KAIPTC Deputy Commandant Calls for Evidence-Based Approach to West Africa’s Security Threats

General

The Deputy Commandant of the Kofi Annan International Peacekeeping Training Centre has called for a fundamental shift in how West Africa responds to its growing security threats, urging governments and partners to ground their interventions in rigorous evidence rather than reactive postures.

Brigadier General Zibrim Ayorrogo made the remarks on June 18 at KAIPTC’s Partners’ Meeting in Accra, where senior officials, researchers, and development partners gathered to discuss the centre’s institutional reforms and future strategic direction.

“These are not abstract concerns confined to security briefings,” Brig. Gen. Ayorrogo said, stressing that instability across the sub-region has direct and measurable consequences for livelihoods, development prospects, and human security more broadly.

The Deputy Commandant’s call comes amid a regional environment that has grown markedly more volatile.

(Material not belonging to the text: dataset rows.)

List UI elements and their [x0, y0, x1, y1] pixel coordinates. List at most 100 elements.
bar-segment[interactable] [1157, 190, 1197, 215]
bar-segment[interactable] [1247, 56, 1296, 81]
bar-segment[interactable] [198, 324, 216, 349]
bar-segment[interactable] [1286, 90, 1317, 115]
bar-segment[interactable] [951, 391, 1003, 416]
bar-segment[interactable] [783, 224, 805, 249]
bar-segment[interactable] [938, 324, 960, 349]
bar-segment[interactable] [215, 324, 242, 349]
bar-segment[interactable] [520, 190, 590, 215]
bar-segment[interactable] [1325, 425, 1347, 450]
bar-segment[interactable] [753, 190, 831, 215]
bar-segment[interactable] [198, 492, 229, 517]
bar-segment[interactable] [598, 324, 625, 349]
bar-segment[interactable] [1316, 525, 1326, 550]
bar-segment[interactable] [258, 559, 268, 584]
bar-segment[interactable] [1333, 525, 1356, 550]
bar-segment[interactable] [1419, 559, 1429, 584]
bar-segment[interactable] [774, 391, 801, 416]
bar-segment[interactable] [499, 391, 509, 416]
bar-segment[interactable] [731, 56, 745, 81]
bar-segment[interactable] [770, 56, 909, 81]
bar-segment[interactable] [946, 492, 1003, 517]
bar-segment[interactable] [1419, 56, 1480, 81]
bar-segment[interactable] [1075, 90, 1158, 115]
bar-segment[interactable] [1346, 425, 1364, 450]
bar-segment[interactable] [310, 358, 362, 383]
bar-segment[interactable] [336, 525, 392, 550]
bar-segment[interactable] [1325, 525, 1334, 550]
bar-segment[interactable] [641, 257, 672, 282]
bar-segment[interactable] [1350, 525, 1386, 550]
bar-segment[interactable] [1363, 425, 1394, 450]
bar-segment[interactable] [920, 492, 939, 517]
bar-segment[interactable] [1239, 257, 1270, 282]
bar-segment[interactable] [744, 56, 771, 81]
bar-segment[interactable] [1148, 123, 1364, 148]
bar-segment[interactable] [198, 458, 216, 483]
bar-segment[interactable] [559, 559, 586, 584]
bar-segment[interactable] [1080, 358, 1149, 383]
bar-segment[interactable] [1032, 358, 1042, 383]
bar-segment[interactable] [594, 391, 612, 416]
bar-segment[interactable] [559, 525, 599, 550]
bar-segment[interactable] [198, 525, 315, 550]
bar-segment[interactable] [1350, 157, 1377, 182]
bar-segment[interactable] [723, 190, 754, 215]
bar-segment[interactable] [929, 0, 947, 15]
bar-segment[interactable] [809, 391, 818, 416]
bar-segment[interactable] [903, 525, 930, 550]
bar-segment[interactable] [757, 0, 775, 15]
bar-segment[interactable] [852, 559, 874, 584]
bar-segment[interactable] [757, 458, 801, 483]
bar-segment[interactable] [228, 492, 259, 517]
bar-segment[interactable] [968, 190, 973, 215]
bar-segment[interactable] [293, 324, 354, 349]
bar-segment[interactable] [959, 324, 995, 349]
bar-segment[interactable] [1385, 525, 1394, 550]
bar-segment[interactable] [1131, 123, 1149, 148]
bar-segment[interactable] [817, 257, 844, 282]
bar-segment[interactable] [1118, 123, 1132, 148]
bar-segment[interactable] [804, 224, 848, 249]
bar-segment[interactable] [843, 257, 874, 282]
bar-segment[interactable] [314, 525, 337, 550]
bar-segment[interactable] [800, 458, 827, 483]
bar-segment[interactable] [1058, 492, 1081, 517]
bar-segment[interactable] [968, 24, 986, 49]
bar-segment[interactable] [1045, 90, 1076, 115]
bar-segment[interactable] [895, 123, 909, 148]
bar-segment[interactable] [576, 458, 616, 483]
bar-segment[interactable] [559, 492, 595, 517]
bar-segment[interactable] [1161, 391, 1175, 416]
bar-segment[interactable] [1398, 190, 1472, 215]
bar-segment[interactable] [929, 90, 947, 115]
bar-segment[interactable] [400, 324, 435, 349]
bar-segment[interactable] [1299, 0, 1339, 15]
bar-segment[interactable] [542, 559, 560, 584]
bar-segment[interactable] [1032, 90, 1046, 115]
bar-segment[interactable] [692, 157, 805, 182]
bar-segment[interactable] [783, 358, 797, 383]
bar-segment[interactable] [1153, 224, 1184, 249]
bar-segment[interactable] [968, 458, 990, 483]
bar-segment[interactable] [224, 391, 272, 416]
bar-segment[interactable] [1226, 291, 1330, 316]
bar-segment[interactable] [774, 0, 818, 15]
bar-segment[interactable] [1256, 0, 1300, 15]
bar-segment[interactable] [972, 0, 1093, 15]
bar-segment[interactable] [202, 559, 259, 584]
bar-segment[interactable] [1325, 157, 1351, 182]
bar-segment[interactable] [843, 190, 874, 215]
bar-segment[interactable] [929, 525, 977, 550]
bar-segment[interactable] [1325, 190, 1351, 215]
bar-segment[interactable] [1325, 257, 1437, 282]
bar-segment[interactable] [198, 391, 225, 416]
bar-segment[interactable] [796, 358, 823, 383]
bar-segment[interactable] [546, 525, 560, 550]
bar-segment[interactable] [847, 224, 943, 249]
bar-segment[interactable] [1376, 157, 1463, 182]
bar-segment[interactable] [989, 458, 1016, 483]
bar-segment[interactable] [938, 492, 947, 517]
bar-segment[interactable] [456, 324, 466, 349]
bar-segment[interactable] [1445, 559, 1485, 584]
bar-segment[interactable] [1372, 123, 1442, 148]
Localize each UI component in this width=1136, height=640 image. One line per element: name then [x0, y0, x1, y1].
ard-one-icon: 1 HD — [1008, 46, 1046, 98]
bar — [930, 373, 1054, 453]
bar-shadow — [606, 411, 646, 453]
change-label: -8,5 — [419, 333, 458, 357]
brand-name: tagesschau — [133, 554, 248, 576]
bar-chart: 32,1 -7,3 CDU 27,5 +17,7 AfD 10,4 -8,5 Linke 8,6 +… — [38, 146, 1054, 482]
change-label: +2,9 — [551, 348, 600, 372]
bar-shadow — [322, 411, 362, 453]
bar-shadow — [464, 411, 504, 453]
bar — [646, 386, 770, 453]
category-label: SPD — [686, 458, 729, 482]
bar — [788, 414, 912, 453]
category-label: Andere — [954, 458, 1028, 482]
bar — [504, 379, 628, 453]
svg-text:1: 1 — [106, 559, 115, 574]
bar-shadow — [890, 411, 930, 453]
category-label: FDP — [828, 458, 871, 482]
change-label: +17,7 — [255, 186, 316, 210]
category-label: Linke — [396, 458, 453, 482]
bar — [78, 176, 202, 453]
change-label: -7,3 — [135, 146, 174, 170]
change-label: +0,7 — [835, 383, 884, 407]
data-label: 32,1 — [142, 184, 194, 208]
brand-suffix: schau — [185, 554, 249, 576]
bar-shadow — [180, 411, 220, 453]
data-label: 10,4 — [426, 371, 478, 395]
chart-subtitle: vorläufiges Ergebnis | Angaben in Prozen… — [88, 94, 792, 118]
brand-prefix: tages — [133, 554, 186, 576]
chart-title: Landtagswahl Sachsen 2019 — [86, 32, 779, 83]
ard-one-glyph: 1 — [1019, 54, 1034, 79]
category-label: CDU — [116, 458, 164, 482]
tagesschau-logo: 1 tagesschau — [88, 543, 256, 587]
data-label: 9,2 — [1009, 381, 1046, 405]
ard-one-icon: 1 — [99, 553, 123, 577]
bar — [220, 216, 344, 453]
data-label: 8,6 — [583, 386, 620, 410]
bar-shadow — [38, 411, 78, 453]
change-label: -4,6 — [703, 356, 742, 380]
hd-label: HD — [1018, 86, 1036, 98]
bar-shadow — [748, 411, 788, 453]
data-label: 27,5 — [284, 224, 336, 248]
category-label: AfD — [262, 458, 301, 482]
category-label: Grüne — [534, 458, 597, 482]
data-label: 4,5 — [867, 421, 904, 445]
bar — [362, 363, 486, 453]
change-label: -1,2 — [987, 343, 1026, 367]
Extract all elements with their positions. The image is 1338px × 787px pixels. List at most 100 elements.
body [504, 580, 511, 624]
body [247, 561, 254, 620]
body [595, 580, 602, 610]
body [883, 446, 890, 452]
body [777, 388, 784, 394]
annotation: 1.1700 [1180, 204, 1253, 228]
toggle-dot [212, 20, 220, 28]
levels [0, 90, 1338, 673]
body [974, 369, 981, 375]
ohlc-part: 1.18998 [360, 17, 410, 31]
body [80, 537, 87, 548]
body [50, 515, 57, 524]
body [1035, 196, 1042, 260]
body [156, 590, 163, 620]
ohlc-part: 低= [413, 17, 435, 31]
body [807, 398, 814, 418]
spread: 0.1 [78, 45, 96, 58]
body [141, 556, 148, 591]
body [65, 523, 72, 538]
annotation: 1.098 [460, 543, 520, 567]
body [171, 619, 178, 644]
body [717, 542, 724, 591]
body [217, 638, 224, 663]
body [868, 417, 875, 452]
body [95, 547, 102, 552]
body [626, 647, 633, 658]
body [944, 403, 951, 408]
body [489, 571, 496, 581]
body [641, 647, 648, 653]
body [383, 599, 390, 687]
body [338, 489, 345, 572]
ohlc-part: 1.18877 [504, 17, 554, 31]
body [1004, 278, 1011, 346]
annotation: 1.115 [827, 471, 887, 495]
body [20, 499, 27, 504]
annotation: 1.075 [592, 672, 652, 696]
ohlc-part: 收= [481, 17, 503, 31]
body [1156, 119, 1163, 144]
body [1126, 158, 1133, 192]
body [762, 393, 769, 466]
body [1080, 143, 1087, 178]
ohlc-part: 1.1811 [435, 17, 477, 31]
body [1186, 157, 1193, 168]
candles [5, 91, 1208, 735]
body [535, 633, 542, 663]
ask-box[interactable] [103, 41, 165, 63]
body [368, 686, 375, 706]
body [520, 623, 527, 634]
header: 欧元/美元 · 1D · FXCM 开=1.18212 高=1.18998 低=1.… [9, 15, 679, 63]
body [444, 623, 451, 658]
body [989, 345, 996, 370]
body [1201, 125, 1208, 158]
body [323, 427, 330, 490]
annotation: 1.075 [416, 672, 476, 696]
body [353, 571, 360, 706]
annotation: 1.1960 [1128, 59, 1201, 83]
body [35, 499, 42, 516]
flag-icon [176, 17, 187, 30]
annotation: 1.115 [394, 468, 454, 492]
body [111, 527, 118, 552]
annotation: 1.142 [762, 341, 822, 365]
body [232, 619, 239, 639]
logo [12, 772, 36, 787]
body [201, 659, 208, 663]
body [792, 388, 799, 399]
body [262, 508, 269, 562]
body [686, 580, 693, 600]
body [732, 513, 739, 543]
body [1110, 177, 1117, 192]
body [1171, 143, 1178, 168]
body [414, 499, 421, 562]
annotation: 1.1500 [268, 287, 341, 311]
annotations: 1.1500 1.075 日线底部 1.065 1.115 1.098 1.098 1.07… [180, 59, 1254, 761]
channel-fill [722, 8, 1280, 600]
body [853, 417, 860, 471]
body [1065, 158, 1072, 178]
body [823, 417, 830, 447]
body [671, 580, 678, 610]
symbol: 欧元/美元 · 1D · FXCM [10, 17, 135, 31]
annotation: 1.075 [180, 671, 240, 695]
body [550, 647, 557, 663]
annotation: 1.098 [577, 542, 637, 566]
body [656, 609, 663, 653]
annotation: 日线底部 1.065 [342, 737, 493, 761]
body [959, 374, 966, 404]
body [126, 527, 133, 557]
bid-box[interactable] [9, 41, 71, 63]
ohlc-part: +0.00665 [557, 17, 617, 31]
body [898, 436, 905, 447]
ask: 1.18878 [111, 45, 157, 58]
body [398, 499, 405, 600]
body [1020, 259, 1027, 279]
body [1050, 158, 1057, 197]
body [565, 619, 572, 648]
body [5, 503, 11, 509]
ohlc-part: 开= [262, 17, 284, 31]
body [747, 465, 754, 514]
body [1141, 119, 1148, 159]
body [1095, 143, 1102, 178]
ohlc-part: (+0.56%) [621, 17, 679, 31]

Violent extremist networks have spread from the Sahel into coastal West African states, a series of unconstitutional changes of government have destabilised governance structures, and compounding humanitarian crises continue to displace millions.

“We call for responses that are not only informed by robust evidence but are also sufficiently agile to match the pace and complexity of emerging threats,” he told the assembled partners.

KAIPTC’s push toward evidence-based security policy is being operationalised through a significant institutional restructuring. The centre has split its former Faculty of Academic Affairs and Research into two specialised units: a standalone Academic Faculty and a new Department of Applied Research and Innovation in Peace and Security, known as DARIPS.

The restructuring, anchored in KAIPTC’s 2024-2028 Strategic Plan, is designed to sharpen institutional focus and improve the centre’s ability to deliver both academic training and applied research in a more targeted manner. The reform echoes concerns raised by KAIPTC’s own Research Director, who has defended the structural split as essential to countering fast-moving security threats across the region.

DARIPS will operate through four thematic programmes that reflect the interconnected nature of current threats: conflict, governance and leadership; technology and security; climate security and migration; and peace operations, stabilisation and peacebuilding.

Dr. Emma Birikorang, who leads DARIPS as its founding Director, underscored the collaborative nature of the work ahead. “Effective responses to West Africa’s security challenges require coordinated action involving governments, development partners, research institutions and civil society actors,” she said.

The Partners’ Meeting also served to acknowledge the role of long-standing international supporters. Brig. Gen. Ayorrogo expressed particular appreciation for the Government of Germany and the Deutsche Gesellschaft für Internationale Zusammenarbeit, both of which have been instrumental in facilitating training, research, and policy engagement at the centre.

The Deputy Commandant framed the reforms not as a departure from KAIPTC’s established mandate but as an opportunity to deepen partnerships and strengthen the centre’s contribution to peace and security across West Africa and beyond.